Embora os princípios físicos e químicos se mantenha inalteráveis desde os anos 90, a tecnologia de fabrico das células de iões de lítio tem evoluído enormemente, sobretudo pela miniaturização e capilaridade dos elétrodos. A bateria do Samsung Note 7 tem uma capacidade de 3,5 Ah , apenas umas 20 vezes menos do que a pesada e volumosa bateria do seu automóvel.
A busca por essa densidade energética cria desafios na produção e necessariamente aumenta o risco de componentes com defeito.

Segurança; mito e realidade

Existem história fantasiosas sobre utilizadores feridos e queimados no rosto por "explosões" de baterias de telemóveis, mas isso é apenas um "mito urbano".

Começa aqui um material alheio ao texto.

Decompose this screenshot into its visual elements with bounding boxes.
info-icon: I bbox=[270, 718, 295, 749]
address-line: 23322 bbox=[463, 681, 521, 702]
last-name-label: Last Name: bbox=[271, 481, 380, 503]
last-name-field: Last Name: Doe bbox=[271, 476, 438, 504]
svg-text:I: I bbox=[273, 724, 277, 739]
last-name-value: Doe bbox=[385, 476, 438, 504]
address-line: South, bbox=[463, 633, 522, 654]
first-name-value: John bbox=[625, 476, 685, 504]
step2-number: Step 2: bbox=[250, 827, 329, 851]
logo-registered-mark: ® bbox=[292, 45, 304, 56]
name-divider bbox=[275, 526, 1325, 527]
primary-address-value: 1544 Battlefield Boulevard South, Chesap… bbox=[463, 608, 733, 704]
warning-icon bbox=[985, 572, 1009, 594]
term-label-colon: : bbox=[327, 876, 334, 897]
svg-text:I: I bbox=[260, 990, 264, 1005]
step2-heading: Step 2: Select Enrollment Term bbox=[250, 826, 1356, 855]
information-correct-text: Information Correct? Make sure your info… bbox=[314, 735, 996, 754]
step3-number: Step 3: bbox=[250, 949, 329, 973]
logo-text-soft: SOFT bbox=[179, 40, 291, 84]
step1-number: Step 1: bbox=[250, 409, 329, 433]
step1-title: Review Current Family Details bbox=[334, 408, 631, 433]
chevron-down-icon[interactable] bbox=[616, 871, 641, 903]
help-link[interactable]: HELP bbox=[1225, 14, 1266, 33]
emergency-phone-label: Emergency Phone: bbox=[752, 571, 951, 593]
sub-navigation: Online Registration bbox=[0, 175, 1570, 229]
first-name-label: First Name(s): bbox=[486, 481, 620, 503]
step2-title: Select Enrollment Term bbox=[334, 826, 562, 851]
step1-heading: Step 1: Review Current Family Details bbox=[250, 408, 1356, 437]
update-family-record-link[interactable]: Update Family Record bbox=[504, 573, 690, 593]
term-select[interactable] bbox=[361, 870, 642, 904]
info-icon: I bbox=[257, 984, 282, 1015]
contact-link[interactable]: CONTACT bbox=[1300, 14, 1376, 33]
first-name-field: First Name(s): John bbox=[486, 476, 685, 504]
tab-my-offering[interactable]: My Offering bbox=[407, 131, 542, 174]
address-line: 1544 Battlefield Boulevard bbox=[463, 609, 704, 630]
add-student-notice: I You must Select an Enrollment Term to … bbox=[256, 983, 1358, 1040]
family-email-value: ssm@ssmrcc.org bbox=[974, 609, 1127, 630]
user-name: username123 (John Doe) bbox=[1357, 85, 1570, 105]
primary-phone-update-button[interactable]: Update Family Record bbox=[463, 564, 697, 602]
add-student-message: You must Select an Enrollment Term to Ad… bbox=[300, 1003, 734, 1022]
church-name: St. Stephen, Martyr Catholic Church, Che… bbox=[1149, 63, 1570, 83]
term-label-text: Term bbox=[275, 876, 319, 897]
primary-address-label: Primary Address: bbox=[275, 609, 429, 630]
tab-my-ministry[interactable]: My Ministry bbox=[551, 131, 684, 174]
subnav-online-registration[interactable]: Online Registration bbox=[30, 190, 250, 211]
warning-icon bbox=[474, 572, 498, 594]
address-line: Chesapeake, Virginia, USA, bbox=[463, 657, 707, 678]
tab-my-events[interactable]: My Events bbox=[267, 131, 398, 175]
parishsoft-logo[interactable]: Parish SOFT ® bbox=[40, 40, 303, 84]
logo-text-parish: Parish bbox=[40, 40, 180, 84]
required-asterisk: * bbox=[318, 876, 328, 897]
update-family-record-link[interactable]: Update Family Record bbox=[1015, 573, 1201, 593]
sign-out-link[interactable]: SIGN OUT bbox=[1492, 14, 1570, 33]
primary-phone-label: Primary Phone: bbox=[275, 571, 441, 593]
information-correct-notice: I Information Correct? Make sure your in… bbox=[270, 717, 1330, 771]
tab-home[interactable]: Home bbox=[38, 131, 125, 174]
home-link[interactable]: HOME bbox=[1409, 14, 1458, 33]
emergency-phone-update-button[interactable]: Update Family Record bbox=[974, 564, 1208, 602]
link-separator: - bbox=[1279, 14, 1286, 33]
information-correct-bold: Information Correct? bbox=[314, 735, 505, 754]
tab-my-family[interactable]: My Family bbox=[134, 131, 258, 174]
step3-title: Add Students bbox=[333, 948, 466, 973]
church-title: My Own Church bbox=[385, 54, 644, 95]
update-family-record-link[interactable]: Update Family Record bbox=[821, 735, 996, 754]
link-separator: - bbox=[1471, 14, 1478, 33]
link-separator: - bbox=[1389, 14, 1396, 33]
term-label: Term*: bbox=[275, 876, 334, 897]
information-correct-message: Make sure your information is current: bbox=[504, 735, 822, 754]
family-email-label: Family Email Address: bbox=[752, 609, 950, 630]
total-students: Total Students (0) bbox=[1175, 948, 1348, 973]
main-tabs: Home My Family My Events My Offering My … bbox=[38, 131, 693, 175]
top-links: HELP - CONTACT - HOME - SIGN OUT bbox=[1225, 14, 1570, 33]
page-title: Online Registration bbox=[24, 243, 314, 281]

O pequeno tamanho das baterias usadas em telemóveis não cria na verdade uma “explosão”. Estas na realidade incineram-se e tal pode mesmo produzir um pequeno rebentamento, pela expansão dos gases dentro do invólucro hermético. Este gases, e ao contrário do que ocorre com baterias de acido/chumbo, não são tóxicos.

Como o processo de sobre aquecimento não é instantâneo e muito antes que se torne perigoso o utilizador notará uma temperatura e cheiro anormais. 
Num entanto, se o dispositivo estiver em carga e não vigiado, e como qualquer fonte de ignição junto de materiais incendiáveis, pode resultar em problemas....

Mas grandes quantidades de baterias juntas podem mesmo ser explosivas. O transporte logístico de grandes quantidades das baterias de iões de lítio tem procedimentos de segurança similares aos do transporte de explosivos. A maioria das companhias aéreas orientais proíbe o transporte deste tipo de baterias no porão dos seus aviões.

Se a “explosão” de uma bateria iões de lítio de um Samsung Note 7 pode atingir uma temperatura significativa, o que dizer quando centenas de baterias trabalham em conjunto, como no caso dos carros elétricos?

Foi o que, para grande susto do condutor, ocorreu durante um test-drive em França com um Tesla Model S, no passado mês de agosto. E não foi o primeiro caso com o Tesla. Os automóveis ficaram completamente incinerados porque o lítio não é menos agressivo que a velha gasolina.